Bayan Sacramento, “Bu normal değil” dedi. “Soğuk olunca daha da soğuk oluyor. Sıcak olduğunda daha da sıcak olur. Yıllar geçiyor ve havalar ısınıyor.”

Bazı uzmanlar, zihinsel olarak sağlıklı insanlar için çevresel kaygının bir dokunuşunun harekete geçmeye itici güç olabileceğini söyledi.


Milano’daki Humanitas San Pio X hastanesinde psikiyatrist ve kaygı uzmanı Giampaolo Perna, “Şu anda çevresel kaygı, insanları olumlu davranmaya iten bir şey” dedi. “Ve çevreyi korumaya çalışın.”


Ancak iklim kaygısının henüz tanınmış bir patoloji olmasa da veya insanları terapiye yönlendirmese de, halihazırda yaygın kaygı bozukluğundan muzdarip olan bir kişide kriz için “bir tür uyarıcı” olabileceğini de sözlerine ekledi.

“Kronik hale gelirse” diye ekledi Dr. Perna, “uzun vadede sağlıklı olmayacak” diye ekledi.

Bazıları şimdiden gezegensel kederin yeni bir aşamasına geçti.
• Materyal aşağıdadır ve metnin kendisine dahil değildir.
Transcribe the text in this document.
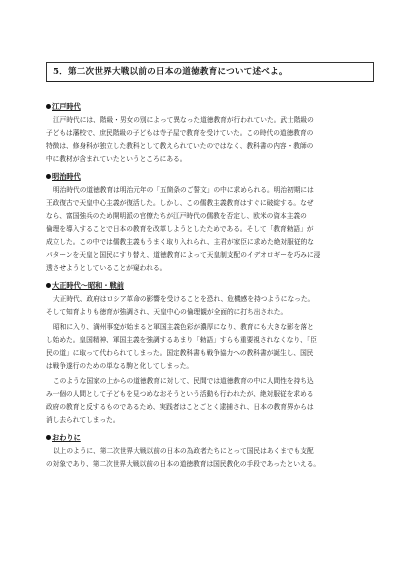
5．第二次世界大戦以前の日本の道徳教育について述べよ。
江戸時代
江戸時代には、階級・男女の別によって異なった道徳教育が行われていた。武士階級の
子どもは藩校で、庶民階級の子どもは寺子屋で教育を受けていた。この時代の道徳教育の
特徴は、修身科が独立した教科として教えられていたのではなく、教科書の内容・教師の
中に教材が含まれていたというところにある。
明治時代
明治時代の道徳教育は明治元年の「五箇条のご誓文」の中に求められる。明治初期には
王政復古で天皇中心主義が復活した。しかし、この儒教主義教育はすぐに破綻する。なぜ
なら、富国強兵のため開明派の官僚たちが江戸時代の儒教を否定し、欧米の資本主義の
倫理を導入することで日本の教育を改革しようとしたためである。そして「教育勅語」が
成立した。この中では儒教主義もうまく取り入れられ、主君が家臣に求めた絶対服従的な
パターンを天皇と国民にすり替え、道徳教育によって天皇制支配のイデオロギーを巧みに浸
透させようとしていることが窺われる。
大正時代～昭和・戦前
大正時代、政府はロシア革命の影響を受けることを恐れ、危機感を持つようになった。
そして知育よりも徳育が強調され、天皇中心の倫理観が全面的に打ち出された。
昭和に入り、満州事変が始まると軍国主義色彩が濃厚になり、教育にも大きな影を落と
し始めた。皇国精神、軍国主義を強調するあまり「勅語」すらも重要視されなくなり、「臣
民の道」に取って代わられてしまった。国定教科書も戦争協力への教科書が誕生し、国民
は戦争遂行のための単なる駒と化してしまった。
このような国家の上からの道徳教育に対して、民間では道徳教育の中に人間性を持ち込
み一個の人間として子どもを見つめなおそうという活動も行われたが、絶対服従を求める
政府の教育と反するものであるため、実践者はことごとく逮捕され、日本の教育界からは
消し去られてしまった。
おわりに
以上のように、第二次世界大戦以前の日本の為政者たちにとって国民はあくまでも支配
の対象であり、第二次世界大戦以前の日本の道徳教育は国民教化の手段であったといえる。
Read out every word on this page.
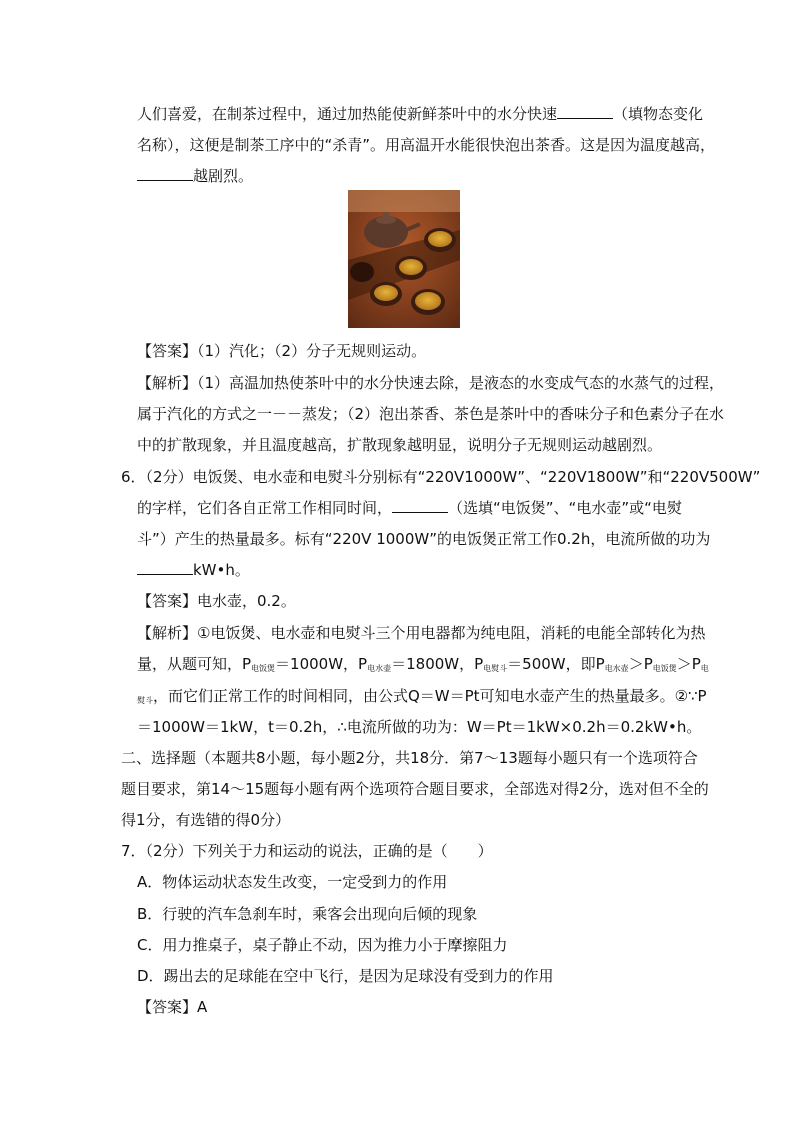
人们喜爱，在制茶过程中，通过加热能使新鲜茶叶中的水分快速	（填物态变化
名称），这便是制茶工序中的“杀青”。用高温开水能很快泡出茶香。这是因为温度越高，
越剧烈。
【答案】（1）汽化；（2）分子无规则运动。
【解析】（1）高温加热使茶叶中的水分快速去除，是液态的水变成气态的水蒸气的过程，
属于汽化的方式之一－－蒸发；（2）泡出茶香、茶色是茶叶中的香味分子和色素分子在水
中的扩散现象，并且温度越高，扩散现象越明显，说明分子无规则运动越剧烈。
6．（2分）电饭煲、电水壶和电熨斗分别标有“220V1000W”、“220V1800W”和“220V500W”
的字样，它们各自正常工作相同时间，	（选填“电饭煲”、“电水壶”或“电熨
斗”）产生的热量最多。标有“220V 1000W”的电饭煲正常工作0.2h，电流所做的功为
kW•h。
【答案】电水壶，0.2。
【解析】①电饭煲、电水壶和电熨斗三个用电器都为纯电阻，消耗的电能全部转化为热
量，从题可知，$P_{电饭煲}=1000W$，$P_{电水壶}=1800W$，$P_{电熨斗}=500W$，即$P_{电水壶}>P_{电饭煲}>P_电$
$_{熨斗}$，而它们正常工作的时间相同，由公式Q＝W＝Pt可知电水壶产生的热量最多。②∵P
＝1000W＝1kW，t＝0.2h，∴电流所做的功为：W＝Pt＝1kW×0.2h＝0.2kW•h。
二、选择题（本题共8小题，每小题2分，共18分．第7～13题每小题只有一个选项符合
题目要求，第14～15题每小题有两个选项符合题目要求，全部选对得2分，选对但不全的
得1分，有选错的得0分）
7．（2分）下列关于力和运动的说法，正确的是（　　）
A．物体运动状态发生改变，一定受到力的作用
B．行驶的汽车急刹车时，乘客会出现向后倾的现象
C．用力推桌子，桌子静止不动，因为推力小于摩擦阻力
D．踢出去的足球能在空中飞行，是因为足球没有受到力的作用
【答案】A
Roma’daki bir reform restoranında çalışan 27 yaşındaki Leonardo Giordano, “Bu korkudan çok çaresizlik” dedi. “Bir şey yapma şansın olsaydı korku olurdu. O dönemleri geride bıraktığımızı düşünüyorum.”

Omuz silkerek şunları ekledi: “Ailem geleceğim hakkında endişelenmem gerektiğini düşünüyor. Ama öyle yaptığımı sanmıyorum.”

Niki Kitsantonis Atina’dan gelen haberlere katkıda bulundu.